The captain knocked on his camper door early, before 5 a.m., so Steve Roberts was in a bit of a rush to put on his uniform and his white cowboy hat and begin another season with the Minnesota State Fair Mounted Patrol.
"This is my 50th year," said Roberts, 75. "Maybe I'll have a few more good ones."
Back in 1969, when Roberts joined the fair's civilian patrol, his primary duty was to ride the perimeters to stop scofflaws from jumping the fence. He and his steady palomino, Tera, the first of five horses to work with him at the fair, would also patrol the parking lots at night, stepping in to help people find their way back to their cars.

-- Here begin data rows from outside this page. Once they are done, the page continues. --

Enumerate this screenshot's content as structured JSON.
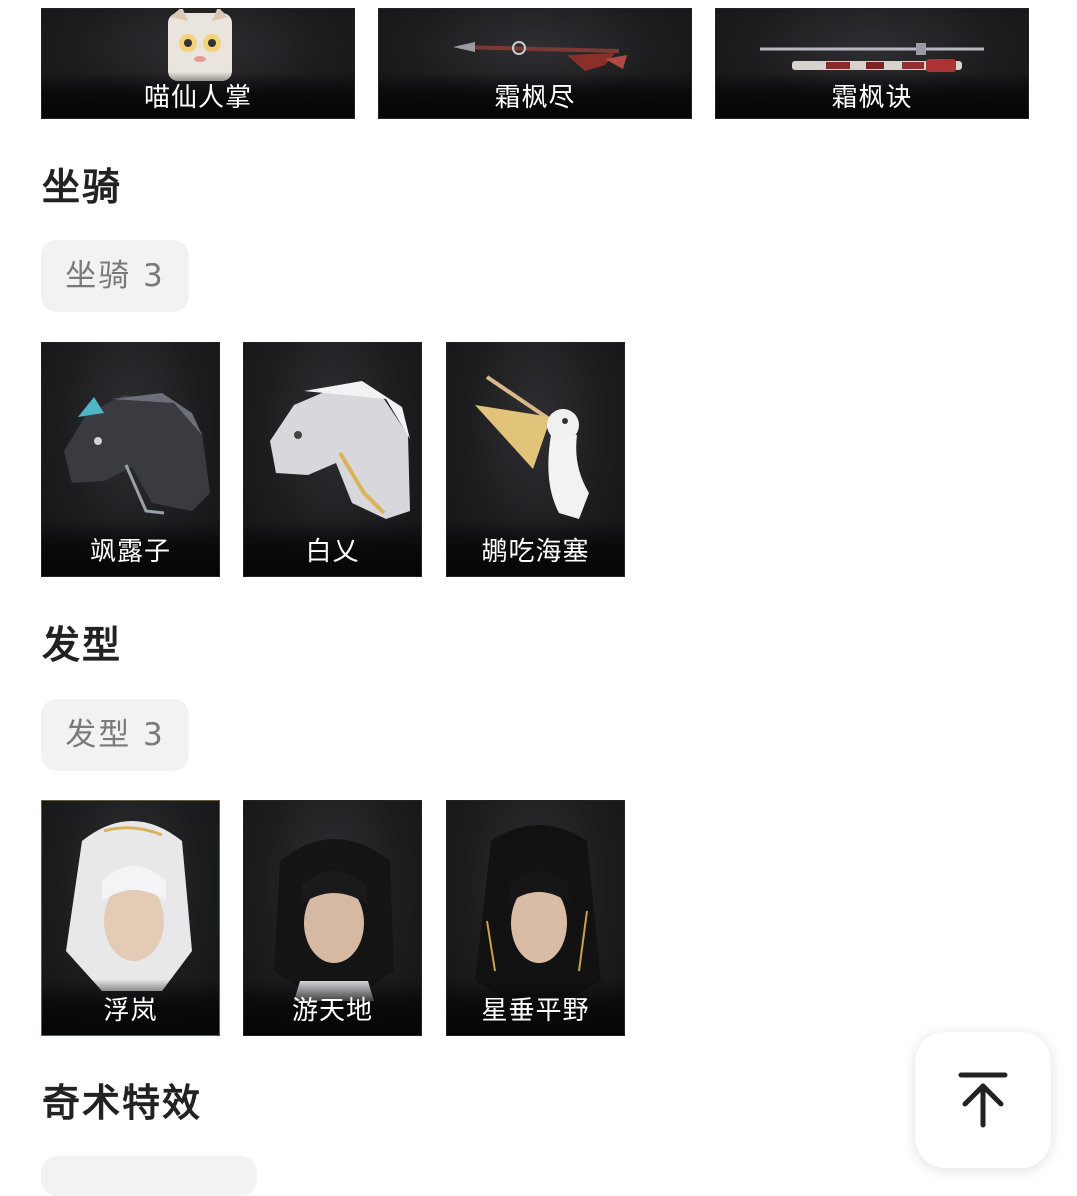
{
  "weapons": {
    "items": [
      {
        "label": "喵仙人掌",
        "icon": "cat-weapon-icon"
      },
      {
        "label": "霜枫尽",
        "icon": "spear-icon"
      },
      {
        "label": "霜枫诀",
        "icon": "sword-icon"
      }
    ]
  },
  "mounts": {
    "title": "坐骑",
    "chip": "坐骑 3",
    "items": [
      {
        "label": "飒露子",
        "icon": "black-horse-icon"
      },
      {
        "label": "白乂",
        "icon": "white-horse-icon"
      },
      {
        "label": "鹕吃海塞",
        "icon": "pelican-icon"
      }
    ]
  },
  "hairstyles": {
    "title": "发型",
    "chip": "发型 3",
    "items": [
      {
        "label": "浮岚",
        "icon": "white-hair-portrait-icon"
      },
      {
        "label": "游天地",
        "icon": "black-hair-portrait-icon"
      },
      {
        "label": "星垂平野",
        "icon": "long-black-hair-portrait-icon"
      }
    ]
  },
  "effects": {
    "title": "奇术特效"
  },
  "colors": {
    "card_bg": "#1d1d20",
    "chip_bg": "#f2f2f2",
    "chip_text": "#7a7a7a"
  }
}
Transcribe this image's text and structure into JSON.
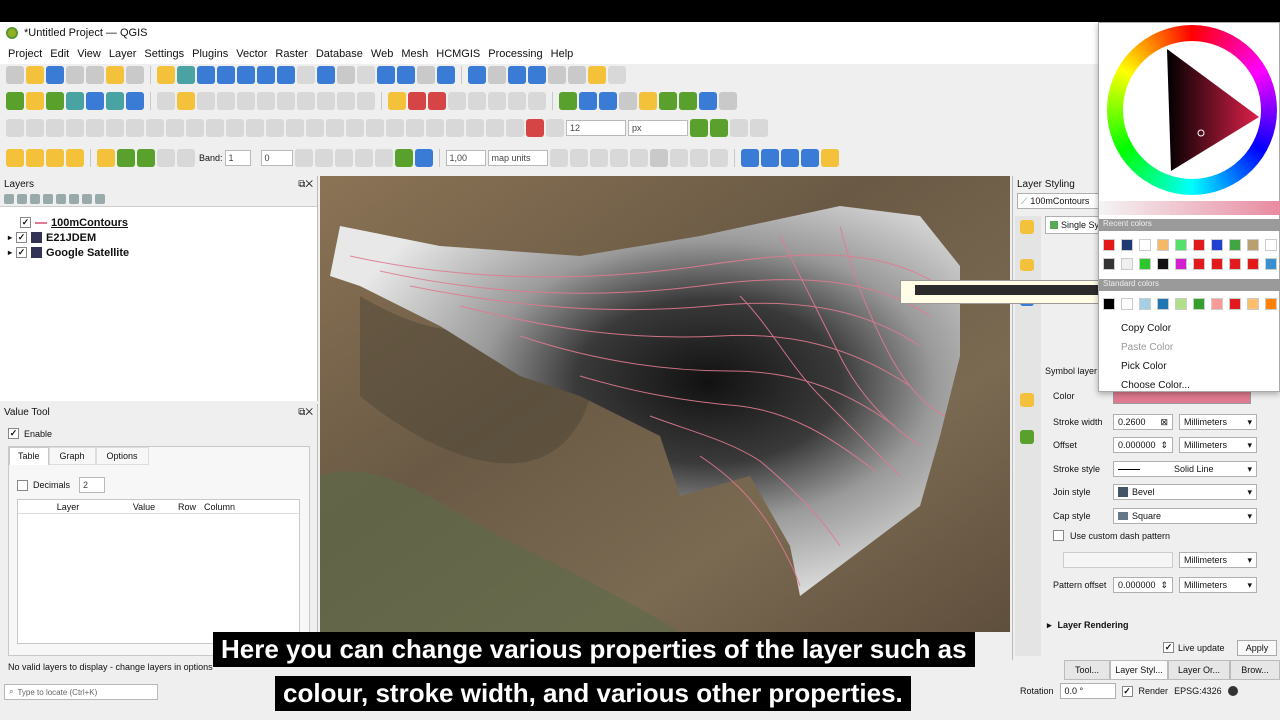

Now, Roberts and the 15 other patrol members, clad in white shirts with a brown and yellow patch on the shoulder, manage the "changeover" operations in the livestock barns, helping park 30-foot trailers as farmers bring out cows or pigs that have already been shown, and bring in new animals.
They also help with crowd control, parting the sea of people so vehicles and animals can come through, and bring kids to the lost-and-found area, lead the fair's daily 2 p.m. parade, and say yes to child after child who wants to pet their horses.
"It becomes a petting zoo out here," Roberts said. "Kids get a thrill. You can't say no. You've got to let them pet the horse. And these horses, they like to be petted," he said, referring to Hickory, the 14-year-old bay quarter horse he rides now.
"Yeah, go ahead," he said to a fair fan. "Pet him on the leg. Touch him right here in front, son."
Roberts, who lives in Stacy, Minn., has been retired for years. But back when he worked at the Unisys computer manufacturing plant in Roseville, he would put in for vacation the last two weeks of summer every year, and spend it working at the fair.